Leider sind die Argumentationslinien manchmal nicht besonders stringent. So heißt es einmal leicht optimistisch: Es ist noch nicht zu spät, um die Trivialisierung der Sexualität und die Abschaffung des Jugendkultes auf die Agenda einer humanen Zivilisation zu setzen. Im nächsten Satz widerspricht sich der Autor dann sofort: Zugleich bin ich jedoch überzeugt, dass wir diese Gelegenheit verpasst haben. Ein Übersetzungsfehler? Der hierauf folgende Satz schränkt dann wieder ein: Zumindest gehe ich davon aus, dass ich selbst davon nicht mehr profitieren werde. Abgesehen davon wäre es interessant zu erfahren, worin der Profit liegen würde. Der Essay endet dann mit dem Appell an eine Haltung überlegener Dekadenz, umgeben von der Dunkelheit des Alters, das Licht der Jugend scheuend: Nehmt die Herausforderung an! Moderne, noch eine letzte Anstrengung, wenn wir wirklich Befreier sein wollen. Aber was, wenn einem vor diesen Befreiern im gleichem Maße graut wie vor deren Gegnern?

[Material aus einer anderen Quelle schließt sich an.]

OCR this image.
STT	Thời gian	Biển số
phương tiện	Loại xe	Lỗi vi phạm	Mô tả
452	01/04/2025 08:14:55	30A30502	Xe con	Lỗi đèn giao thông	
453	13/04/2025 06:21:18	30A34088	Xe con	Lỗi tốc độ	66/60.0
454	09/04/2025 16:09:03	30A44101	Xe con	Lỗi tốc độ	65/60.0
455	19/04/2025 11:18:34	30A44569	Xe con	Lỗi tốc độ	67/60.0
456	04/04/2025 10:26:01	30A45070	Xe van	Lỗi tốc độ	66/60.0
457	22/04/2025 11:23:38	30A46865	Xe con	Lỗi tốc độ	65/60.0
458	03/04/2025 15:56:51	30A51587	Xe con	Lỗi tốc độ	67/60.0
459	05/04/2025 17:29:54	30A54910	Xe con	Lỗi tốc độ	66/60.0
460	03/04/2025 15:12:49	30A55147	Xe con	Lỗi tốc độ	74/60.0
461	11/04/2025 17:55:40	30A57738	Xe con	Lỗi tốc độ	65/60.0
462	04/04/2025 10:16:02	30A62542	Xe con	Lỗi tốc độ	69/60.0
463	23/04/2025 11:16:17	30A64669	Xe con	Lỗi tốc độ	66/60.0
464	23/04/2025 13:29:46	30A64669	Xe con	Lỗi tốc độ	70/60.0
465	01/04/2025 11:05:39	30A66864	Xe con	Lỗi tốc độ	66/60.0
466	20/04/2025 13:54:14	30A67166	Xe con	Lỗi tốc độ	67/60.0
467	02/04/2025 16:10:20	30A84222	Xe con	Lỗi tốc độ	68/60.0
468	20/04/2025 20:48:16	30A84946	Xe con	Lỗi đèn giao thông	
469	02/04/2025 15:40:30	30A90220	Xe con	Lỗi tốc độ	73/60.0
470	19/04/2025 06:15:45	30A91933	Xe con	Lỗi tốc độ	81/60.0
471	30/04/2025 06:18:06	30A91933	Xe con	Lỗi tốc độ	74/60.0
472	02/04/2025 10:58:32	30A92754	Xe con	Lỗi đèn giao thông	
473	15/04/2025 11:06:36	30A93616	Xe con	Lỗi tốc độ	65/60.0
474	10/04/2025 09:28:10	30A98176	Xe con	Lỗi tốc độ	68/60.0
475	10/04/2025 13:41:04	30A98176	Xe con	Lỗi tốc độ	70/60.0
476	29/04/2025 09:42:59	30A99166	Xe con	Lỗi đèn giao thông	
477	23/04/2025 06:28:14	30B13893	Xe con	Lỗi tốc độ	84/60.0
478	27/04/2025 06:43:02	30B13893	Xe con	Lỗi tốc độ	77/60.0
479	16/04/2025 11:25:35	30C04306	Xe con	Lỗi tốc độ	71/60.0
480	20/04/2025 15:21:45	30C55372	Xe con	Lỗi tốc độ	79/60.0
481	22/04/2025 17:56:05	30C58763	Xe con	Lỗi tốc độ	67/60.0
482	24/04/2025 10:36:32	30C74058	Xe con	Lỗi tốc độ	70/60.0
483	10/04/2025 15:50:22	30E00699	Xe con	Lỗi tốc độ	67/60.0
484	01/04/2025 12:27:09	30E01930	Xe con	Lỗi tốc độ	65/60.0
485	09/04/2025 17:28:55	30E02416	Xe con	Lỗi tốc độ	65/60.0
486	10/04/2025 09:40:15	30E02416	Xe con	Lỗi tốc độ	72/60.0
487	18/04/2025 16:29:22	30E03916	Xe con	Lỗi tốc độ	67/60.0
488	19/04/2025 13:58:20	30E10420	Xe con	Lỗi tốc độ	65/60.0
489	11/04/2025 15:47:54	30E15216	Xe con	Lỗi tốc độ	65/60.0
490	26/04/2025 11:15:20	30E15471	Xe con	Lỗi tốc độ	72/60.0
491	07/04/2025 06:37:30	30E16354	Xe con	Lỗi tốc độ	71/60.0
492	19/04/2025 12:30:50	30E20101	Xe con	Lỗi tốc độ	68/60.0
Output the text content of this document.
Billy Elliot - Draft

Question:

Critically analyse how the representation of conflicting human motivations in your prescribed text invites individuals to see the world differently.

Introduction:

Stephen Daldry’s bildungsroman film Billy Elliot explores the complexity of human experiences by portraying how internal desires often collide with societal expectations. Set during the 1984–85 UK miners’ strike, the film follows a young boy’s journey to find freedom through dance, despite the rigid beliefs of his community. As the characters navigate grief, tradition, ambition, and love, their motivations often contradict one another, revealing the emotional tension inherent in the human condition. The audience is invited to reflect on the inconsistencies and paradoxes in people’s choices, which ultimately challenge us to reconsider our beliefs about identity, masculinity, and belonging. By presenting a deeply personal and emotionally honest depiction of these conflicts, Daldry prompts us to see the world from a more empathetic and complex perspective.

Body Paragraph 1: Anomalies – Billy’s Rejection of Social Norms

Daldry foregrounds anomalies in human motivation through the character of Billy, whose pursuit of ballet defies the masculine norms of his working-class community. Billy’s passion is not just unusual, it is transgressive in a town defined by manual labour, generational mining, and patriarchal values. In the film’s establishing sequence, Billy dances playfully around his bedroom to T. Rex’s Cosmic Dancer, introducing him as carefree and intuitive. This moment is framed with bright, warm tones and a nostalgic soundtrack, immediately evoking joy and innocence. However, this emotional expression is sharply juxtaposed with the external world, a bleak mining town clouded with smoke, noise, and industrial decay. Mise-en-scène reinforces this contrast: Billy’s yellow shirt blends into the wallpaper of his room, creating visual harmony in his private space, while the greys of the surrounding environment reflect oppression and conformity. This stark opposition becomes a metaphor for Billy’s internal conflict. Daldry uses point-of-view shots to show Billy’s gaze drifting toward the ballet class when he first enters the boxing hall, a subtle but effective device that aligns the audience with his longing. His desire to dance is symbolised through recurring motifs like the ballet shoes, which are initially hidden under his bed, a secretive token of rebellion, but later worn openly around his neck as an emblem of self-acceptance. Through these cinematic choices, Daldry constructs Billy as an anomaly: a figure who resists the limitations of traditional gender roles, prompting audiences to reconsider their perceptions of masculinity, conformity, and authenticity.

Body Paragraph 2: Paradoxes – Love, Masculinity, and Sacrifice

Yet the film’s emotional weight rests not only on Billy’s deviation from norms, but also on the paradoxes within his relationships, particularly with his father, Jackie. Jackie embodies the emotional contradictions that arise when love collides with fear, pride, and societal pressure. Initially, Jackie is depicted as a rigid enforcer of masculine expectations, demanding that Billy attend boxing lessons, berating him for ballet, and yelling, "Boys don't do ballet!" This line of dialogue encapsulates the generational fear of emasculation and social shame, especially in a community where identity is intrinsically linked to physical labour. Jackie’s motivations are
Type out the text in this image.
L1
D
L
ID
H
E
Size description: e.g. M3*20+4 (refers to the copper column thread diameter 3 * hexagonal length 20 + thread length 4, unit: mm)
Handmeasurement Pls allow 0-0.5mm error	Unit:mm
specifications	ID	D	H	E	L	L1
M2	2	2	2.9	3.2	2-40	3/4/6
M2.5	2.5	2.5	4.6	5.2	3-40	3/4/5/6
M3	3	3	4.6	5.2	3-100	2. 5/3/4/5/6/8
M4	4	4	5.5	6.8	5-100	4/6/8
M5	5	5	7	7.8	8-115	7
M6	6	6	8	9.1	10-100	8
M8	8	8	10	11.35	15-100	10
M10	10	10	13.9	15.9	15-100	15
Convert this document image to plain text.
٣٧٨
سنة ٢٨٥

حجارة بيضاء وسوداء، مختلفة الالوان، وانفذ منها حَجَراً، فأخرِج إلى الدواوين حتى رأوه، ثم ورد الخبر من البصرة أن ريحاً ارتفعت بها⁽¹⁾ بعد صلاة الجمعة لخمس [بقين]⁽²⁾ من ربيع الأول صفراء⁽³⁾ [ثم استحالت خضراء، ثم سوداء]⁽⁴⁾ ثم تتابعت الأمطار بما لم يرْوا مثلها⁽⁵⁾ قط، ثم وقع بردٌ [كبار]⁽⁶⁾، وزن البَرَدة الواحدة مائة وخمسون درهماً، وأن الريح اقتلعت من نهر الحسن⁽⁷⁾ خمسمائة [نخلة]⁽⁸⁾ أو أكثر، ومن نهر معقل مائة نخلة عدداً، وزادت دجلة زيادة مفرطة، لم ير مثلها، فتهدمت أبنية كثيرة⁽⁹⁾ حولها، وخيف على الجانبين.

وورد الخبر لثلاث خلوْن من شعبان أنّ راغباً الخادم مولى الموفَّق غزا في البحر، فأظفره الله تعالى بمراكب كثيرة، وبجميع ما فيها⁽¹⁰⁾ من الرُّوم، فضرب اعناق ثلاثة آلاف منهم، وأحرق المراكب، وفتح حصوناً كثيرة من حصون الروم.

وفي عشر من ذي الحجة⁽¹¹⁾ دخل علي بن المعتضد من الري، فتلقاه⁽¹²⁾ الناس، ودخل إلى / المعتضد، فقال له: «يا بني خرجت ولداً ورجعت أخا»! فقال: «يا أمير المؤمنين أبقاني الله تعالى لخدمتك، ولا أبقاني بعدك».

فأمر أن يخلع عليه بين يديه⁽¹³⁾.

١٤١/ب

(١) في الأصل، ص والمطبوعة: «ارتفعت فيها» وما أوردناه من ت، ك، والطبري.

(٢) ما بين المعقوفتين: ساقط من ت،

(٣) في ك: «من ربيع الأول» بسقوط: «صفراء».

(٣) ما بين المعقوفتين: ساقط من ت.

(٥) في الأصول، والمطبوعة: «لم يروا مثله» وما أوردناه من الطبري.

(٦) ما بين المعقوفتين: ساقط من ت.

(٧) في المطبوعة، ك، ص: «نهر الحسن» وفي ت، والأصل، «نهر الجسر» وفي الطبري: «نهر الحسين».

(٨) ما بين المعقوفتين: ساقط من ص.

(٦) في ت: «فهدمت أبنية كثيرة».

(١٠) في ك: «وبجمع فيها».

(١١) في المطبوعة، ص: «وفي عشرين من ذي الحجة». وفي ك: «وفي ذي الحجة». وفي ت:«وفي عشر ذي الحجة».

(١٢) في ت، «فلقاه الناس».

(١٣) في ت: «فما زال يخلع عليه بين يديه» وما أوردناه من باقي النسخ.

Die kursiv gesetzten Passagen sind Zitate aus dem besprochenen Buch.
Anästhetische Ideologien: Warum eigentlich Ideologien und was ist damit genau gemeint? Jeder Versuch sich der Informationsflut zu entziehen?
Nur eine kleine, nebensächliche Anmerkung: Die Farbgebung der edition suhrkamp richtet sich nach der Bandnummer, nicht nach dem Inhalt.
@Geyst: Danke für den Hinweis. Dachte mir schon, dass es hierfür eine Erklärung gibt. (Ich ändere meine flapsige Formulierung nicht – soll man mein Banausentum ruhig sehen.)
@metepsilonema: Kurz geantwortet: Ja. – Den Begriff der »Ideologie« sieht Greif weniger negativ konnotiert als wir (sozusagen weniger ideologisch). Wobei er Wert darauf legt, dass diese »Flucht« (meine Vokabel) vor der »ästhetischen Überreizung friweillig, also: einsichtig geschieht. Ansonsten drohe Depression.